The last few days have been a whirlwind of train-journeys, names, faces, and camera-flashlights for me. Thursday the University of Birmingham’s Cadbury Fellows (of whom I am one) read at the Coventry International Festival of Literature, alongside Dorothea Smartt. I was meeting Dorothea for the first time (but certainly not hearing about her for the first time). She read from Ship Shape, her new collection. Our wonderful host was Jonathan Morley, Publisher, Heaventree Press
The day before, Wednesday, I made my way to Coventry. No, Warwick. No, Coventry. OK, to be precise, the University of Warwick, which, as the strange geographical designs of these interesting Englishmen would have it, is actually closer to Coventry than to Warwick. I went to listen to the poets George Szirtes, Zoe Brigley and Luke Kennard read. I have exchanged correspondence with George by email for a few years now, so when I saw on his facebook page news of the event, I made up my mind to go, especially since Coventry is just a 25 minute train from Birmingham. It was a pleasure meeting him and his wife, Clarissa, who’s an artist /painter. It was a great pleasure meeting them, and I found it hard deciding who (of the couple) was nicer/warmer 😉
Luke Kennard teaches at the University of Birmingham, I presume his office is only a short distance away from the Cadbury Fellows’ Office. I first came across his name in a Times Ten Rising Stars of British Poetry List. In 2007, at 26 he was shortlisted for the the Forward Poetry Prize (Best Collection), the youngest person ever to bag that honour.

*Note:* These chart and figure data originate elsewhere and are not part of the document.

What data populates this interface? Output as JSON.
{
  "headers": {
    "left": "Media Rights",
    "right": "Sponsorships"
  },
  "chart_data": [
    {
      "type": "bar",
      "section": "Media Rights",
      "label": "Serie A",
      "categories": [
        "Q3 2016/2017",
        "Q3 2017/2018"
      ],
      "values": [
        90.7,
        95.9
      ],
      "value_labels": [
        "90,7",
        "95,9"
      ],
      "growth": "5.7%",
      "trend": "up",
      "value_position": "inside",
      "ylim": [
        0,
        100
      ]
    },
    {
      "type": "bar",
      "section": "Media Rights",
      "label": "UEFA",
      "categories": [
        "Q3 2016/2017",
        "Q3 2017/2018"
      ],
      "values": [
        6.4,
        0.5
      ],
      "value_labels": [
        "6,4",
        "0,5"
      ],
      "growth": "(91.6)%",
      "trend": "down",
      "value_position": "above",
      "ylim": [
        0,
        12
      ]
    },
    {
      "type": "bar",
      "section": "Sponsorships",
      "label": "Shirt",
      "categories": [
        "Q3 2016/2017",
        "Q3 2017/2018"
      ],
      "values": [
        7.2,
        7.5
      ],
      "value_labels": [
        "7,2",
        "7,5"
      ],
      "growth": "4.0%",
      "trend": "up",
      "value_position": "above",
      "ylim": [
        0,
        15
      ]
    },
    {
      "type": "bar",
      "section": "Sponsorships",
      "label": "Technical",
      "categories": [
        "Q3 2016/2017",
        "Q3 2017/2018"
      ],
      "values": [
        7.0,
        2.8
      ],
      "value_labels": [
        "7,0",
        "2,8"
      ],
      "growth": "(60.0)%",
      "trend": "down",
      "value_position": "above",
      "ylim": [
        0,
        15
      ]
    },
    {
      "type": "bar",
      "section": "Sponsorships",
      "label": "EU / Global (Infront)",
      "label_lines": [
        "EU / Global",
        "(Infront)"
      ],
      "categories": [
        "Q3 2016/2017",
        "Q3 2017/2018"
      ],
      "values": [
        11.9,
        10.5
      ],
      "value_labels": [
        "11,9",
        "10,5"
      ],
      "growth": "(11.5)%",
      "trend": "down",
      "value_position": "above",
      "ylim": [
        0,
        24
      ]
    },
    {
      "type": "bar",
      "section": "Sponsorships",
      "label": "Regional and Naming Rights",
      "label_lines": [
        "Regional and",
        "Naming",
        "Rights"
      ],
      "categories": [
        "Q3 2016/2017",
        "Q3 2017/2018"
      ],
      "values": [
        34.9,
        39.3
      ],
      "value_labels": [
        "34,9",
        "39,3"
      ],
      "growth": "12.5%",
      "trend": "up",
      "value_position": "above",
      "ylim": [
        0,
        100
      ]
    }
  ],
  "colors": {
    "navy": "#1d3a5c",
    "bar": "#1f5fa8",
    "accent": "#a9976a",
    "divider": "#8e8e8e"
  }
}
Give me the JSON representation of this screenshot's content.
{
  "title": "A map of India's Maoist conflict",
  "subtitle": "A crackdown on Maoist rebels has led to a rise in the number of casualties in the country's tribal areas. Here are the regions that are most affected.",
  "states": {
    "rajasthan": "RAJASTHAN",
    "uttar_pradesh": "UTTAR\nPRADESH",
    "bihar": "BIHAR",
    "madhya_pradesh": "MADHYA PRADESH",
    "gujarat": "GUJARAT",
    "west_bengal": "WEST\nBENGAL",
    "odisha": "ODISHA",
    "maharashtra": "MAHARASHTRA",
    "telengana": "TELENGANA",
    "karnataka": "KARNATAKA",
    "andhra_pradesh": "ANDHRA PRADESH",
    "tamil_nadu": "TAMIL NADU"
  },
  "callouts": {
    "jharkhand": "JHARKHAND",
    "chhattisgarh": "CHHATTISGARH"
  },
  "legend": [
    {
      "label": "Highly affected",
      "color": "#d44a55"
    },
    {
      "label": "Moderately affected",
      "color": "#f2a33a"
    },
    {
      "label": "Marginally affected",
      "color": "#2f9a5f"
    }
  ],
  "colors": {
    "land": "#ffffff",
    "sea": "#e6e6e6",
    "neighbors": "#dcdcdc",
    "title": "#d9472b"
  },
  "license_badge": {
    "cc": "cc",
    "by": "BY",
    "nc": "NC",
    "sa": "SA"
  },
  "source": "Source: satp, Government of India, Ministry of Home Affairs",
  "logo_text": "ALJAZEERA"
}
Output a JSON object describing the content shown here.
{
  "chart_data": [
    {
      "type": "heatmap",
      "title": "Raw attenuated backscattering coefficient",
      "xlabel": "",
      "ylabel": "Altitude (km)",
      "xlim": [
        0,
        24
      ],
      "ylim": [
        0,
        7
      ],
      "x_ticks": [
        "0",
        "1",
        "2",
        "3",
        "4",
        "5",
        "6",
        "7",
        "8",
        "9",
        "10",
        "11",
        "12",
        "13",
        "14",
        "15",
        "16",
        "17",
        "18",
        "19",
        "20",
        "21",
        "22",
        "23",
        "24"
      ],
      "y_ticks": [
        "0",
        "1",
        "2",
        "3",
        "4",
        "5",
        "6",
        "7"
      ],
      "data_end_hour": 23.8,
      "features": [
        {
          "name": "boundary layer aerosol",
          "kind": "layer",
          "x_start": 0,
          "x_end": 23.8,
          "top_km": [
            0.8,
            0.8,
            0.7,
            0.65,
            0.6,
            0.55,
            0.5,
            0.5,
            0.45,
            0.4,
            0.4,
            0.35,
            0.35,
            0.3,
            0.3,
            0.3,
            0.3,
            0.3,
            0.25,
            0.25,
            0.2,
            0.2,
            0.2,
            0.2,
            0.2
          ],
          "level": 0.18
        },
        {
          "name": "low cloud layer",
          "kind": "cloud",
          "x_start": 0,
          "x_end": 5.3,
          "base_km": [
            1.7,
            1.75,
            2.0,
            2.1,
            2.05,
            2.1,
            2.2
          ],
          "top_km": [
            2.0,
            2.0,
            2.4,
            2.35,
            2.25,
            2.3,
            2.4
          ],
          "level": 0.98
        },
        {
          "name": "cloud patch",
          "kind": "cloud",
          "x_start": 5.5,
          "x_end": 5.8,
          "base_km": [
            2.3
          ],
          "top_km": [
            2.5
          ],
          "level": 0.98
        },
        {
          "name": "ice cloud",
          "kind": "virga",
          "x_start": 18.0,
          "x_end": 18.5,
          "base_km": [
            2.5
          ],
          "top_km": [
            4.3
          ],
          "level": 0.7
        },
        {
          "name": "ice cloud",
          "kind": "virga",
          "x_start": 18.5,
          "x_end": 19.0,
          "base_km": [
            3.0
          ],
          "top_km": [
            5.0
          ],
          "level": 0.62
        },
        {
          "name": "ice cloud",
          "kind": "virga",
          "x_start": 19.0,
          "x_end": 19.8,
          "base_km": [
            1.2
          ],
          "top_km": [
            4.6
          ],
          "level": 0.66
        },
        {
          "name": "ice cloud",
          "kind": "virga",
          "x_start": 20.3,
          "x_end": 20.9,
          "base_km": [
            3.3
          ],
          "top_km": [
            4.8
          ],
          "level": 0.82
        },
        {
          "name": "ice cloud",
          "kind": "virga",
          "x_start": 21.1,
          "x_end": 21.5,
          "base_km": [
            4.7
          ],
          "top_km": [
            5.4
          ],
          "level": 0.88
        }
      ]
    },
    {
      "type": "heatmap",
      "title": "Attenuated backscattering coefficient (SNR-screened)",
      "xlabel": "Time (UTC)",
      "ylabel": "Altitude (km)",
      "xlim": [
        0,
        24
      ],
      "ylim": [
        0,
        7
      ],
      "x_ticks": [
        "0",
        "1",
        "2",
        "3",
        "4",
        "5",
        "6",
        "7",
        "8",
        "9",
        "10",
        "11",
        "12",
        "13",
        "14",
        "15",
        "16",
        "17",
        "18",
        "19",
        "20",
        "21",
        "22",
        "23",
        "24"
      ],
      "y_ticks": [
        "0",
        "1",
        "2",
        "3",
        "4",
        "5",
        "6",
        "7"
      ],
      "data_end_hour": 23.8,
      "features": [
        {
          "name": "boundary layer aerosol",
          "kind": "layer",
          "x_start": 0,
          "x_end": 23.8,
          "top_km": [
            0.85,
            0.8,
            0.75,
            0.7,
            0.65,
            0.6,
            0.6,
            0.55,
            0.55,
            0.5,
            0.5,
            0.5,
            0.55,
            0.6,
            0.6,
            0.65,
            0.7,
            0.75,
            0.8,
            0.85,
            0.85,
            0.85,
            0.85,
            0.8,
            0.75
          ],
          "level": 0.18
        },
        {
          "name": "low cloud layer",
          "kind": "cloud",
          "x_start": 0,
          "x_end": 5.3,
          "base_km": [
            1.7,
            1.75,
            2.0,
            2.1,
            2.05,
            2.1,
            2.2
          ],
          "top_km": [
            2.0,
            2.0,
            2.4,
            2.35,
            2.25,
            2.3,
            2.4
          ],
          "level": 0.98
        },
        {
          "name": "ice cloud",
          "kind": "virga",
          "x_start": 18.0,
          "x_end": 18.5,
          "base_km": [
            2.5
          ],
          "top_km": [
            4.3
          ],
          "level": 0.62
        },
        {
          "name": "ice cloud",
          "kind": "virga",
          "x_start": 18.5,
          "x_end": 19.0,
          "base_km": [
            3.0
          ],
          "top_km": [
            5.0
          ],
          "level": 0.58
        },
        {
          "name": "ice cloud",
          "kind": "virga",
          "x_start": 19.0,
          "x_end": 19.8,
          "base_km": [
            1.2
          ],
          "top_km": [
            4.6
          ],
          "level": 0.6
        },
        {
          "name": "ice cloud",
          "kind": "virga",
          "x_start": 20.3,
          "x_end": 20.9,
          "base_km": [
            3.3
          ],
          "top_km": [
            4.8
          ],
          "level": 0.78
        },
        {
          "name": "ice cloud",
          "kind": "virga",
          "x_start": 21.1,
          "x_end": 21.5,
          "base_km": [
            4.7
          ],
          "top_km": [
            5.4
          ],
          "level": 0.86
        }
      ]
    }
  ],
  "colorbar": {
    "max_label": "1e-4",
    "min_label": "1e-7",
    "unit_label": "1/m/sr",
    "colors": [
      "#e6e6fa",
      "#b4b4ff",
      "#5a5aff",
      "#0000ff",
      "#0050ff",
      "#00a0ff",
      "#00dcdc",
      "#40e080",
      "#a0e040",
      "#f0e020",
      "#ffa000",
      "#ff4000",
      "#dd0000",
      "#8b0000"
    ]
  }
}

Three very different poets, different in their themes and approaches and tools, different in their reading styles, but all very accomplished. And I was amazed at how the ‘performance’ of their work gave life to Words.

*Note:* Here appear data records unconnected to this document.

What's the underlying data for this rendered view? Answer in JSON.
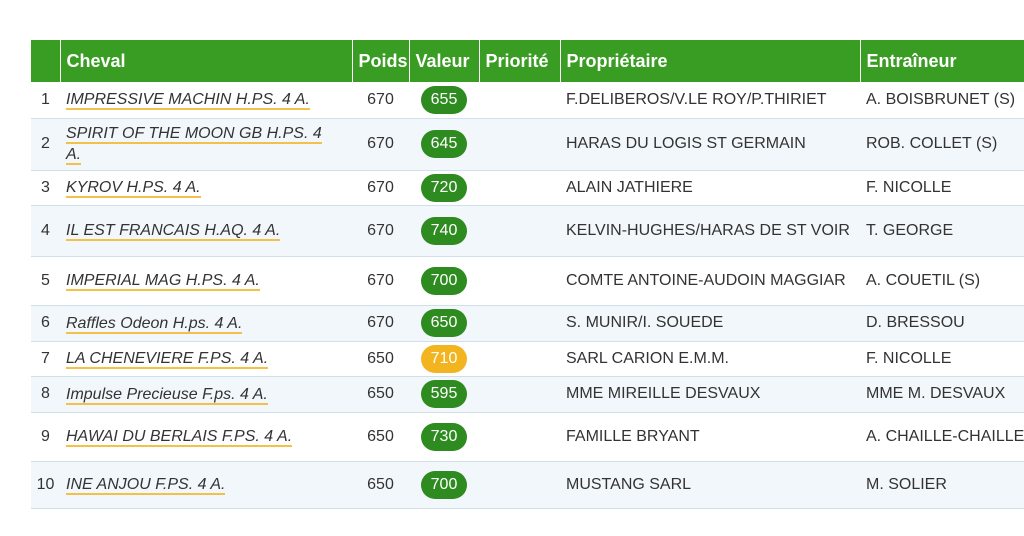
{
  "columns": {
    "rank": "",
    "horse": "Cheval",
    "weight": "Poids",
    "value": "Valeur",
    "priority": "Priorité",
    "owner": "Propriétaire",
    "trainer": "Entraîneur"
  },
  "colors": {
    "header_bg": "#3a9d23",
    "badge_green": "#2e8b1f",
    "badge_yellow": "#f2b51f",
    "link_underline": "#f3c14a"
  },
  "rows": [
    {
      "rank": "1",
      "horse": "IMPRESSIVE MACHIN H.PS. 4 A.",
      "weight": "670",
      "value": "655",
      "priority": "",
      "owner": "F.DELIBEROS/V.LE ROY/P.THIRIET",
      "trainer": "A. BOISBRUNET (S)",
      "badge": "green"
    },
    {
      "rank": "2",
      "horse": "SPIRIT OF THE MOON GB H.PS. 4 A.",
      "weight": "670",
      "value": "645",
      "priority": "",
      "owner": "HARAS DU LOGIS ST GERMAIN",
      "trainer": "ROB. COLLET (S)",
      "badge": "green"
    },
    {
      "rank": "3",
      "horse": "KYROV H.PS. 4 A.",
      "weight": "670",
      "value": "720",
      "priority": "",
      "owner": "ALAIN JATHIERE",
      "trainer": "F. NICOLLE",
      "badge": "green"
    },
    {
      "rank": "4",
      "horse": "IL EST FRANCAIS H.AQ. 4 A.",
      "weight": "670",
      "value": "740",
      "priority": "",
      "owner": "KELVIN-HUGHES/HARAS DE ST VOIR",
      "trainer": "T. GEORGE",
      "badge": "green"
    },
    {
      "rank": "5",
      "horse": "IMPERIAL MAG H.PS. 4 A.",
      "weight": "670",
      "value": "700",
      "priority": "",
      "owner": "COMTE ANTOINE-AUDOIN MAGGIAR",
      "trainer": "A. COUETIL (S)",
      "badge": "green"
    },
    {
      "rank": "6",
      "horse": "Raffles Odeon H.ps. 4 A.",
      "weight": "670",
      "value": "650",
      "priority": "",
      "owner": "S. MUNIR/I. SOUEDE",
      "trainer": "D. BRESSOU",
      "badge": "green"
    },
    {
      "rank": "7",
      "horse": "LA CHENEVIERE F.PS. 4 A.",
      "weight": "650",
      "value": "710",
      "priority": "",
      "owner": "SARL CARION E.M.M.",
      "trainer": "F. NICOLLE",
      "badge": "yellow"
    },
    {
      "rank": "8",
      "horse": "Impulse Precieuse F.ps. 4 A.",
      "weight": "650",
      "value": "595",
      "priority": "",
      "owner": "MME MIREILLE DESVAUX",
      "trainer": "MME M. DESVAUX",
      "badge": "green"
    },
    {
      "rank": "9",
      "horse": "HAWAI DU BERLAIS F.PS. 4 A.",
      "weight": "650",
      "value": "730",
      "priority": "",
      "owner": "FAMILLE BRYANT",
      "trainer": "A. CHAILLE-CHAILLE",
      "badge": "green"
    },
    {
      "rank": "10",
      "horse": "INE ANJOU F.PS. 4 A.",
      "weight": "650",
      "value": "700",
      "priority": "",
      "owner": "MUSTANG SARL",
      "trainer": "M. SOLIER",
      "badge": "green"
    }
  ]
}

Saturday morning I found myself on the road to Oxford, to attend Day 2 of the 3-day Marechera Celebration, at Trinity College, Oxford. Lest I start to gush over my time in Oxford (people who know me well know that my verdicts on events/books/movies that I absolutely enjoyed attending/reading/watching consist chiefly of blisssful declarations of near-orgasmic proportions, strained painfully between melodrama and incoherence) shall we simply agree that I very much enjoyed my time in Oxford, watched over by the stubborn ghosts (plural, yes) of Sir Dambudzo Marechera, the Alaiyeluwa of Experimental African Fiction.
Yes I did.
Brian Chikwava was there, to launch his (debut) novel, Harare North, and Tinashe Mushakavanhu, who has been my facebook friend for a bit and who I was meeting for the first time. Elleke Boehmer, Alastair Niven, Flora Veit-Wild, James Currey, Heetan Bhagat and many more. And Chimanimani, who set our feet on fire till the early hours of Sunday morning
I am to be found at most of these events with my camera, trying to blind people with my flash. Thus far, mission not accomplished.

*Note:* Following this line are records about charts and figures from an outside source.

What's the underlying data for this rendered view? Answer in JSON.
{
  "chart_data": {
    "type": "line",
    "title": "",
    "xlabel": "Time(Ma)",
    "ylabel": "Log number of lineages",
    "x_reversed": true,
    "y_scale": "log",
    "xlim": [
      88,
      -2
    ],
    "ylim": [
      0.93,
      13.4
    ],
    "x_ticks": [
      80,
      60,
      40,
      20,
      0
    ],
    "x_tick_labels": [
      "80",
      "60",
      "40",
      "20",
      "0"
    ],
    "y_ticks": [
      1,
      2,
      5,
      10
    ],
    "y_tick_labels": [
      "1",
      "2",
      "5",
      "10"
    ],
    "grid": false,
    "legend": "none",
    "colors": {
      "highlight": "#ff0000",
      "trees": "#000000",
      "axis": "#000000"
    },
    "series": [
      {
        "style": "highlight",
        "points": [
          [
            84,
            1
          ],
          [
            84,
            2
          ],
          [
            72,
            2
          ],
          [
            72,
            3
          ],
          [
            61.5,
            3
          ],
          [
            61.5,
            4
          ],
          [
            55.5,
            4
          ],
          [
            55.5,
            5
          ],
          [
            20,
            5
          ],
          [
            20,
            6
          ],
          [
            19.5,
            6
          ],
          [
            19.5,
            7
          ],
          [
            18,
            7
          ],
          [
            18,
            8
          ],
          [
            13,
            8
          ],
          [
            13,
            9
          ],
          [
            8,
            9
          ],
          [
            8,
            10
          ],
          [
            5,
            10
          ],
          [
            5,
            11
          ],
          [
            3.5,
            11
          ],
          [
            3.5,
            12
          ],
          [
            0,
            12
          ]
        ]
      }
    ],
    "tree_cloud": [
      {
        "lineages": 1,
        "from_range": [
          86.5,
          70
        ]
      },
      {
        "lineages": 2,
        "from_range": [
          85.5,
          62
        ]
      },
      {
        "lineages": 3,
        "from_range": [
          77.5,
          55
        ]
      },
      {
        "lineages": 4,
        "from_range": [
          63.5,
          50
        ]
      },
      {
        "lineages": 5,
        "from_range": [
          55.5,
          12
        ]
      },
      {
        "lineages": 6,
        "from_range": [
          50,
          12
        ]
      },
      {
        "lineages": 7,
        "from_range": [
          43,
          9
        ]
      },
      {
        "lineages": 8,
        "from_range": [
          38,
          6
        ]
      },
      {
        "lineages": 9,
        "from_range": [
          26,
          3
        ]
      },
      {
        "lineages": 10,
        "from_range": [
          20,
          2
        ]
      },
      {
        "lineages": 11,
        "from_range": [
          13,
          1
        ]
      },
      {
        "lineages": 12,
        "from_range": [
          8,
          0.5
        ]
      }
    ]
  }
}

I ‘wrant’ (write+rant) this from my ‘hideout’ on Penywern Road. I discovered this ‘Hotel Street’ (the same way Mungo Park ‘discovered’ the River Niger) last week. The hotel that I stayed in the last time was fully occupied today, so today I moved two blocks (that’s American, right?) and found a new nest. With wifi and breakfast. And a cosy bed hopefully with a pouch for restless dreams…
The only challenge with these places is the amount of time it takes to negotiate with the shower buttons. Twist-turn-twist-push. Cold water still. Since I do not want to be found frozen dead in a London hotel room, I have to exercise patience, and prayerfully coax the hot water out. But it never fails to come. Eventually. Perhaps that is the way of this land, the aggressiveness that works in Lagos is impotent here…
Later today, I shall return to Birmingham, for my final week as a Cadbury Fellow… which reminds me, I have yet to visit the famed Birmingham Chocolate City, Bournville or wharever-is-called…
It is half past 1 in the morning, or as I’ve heard the English say, “half-one”. Goodnight!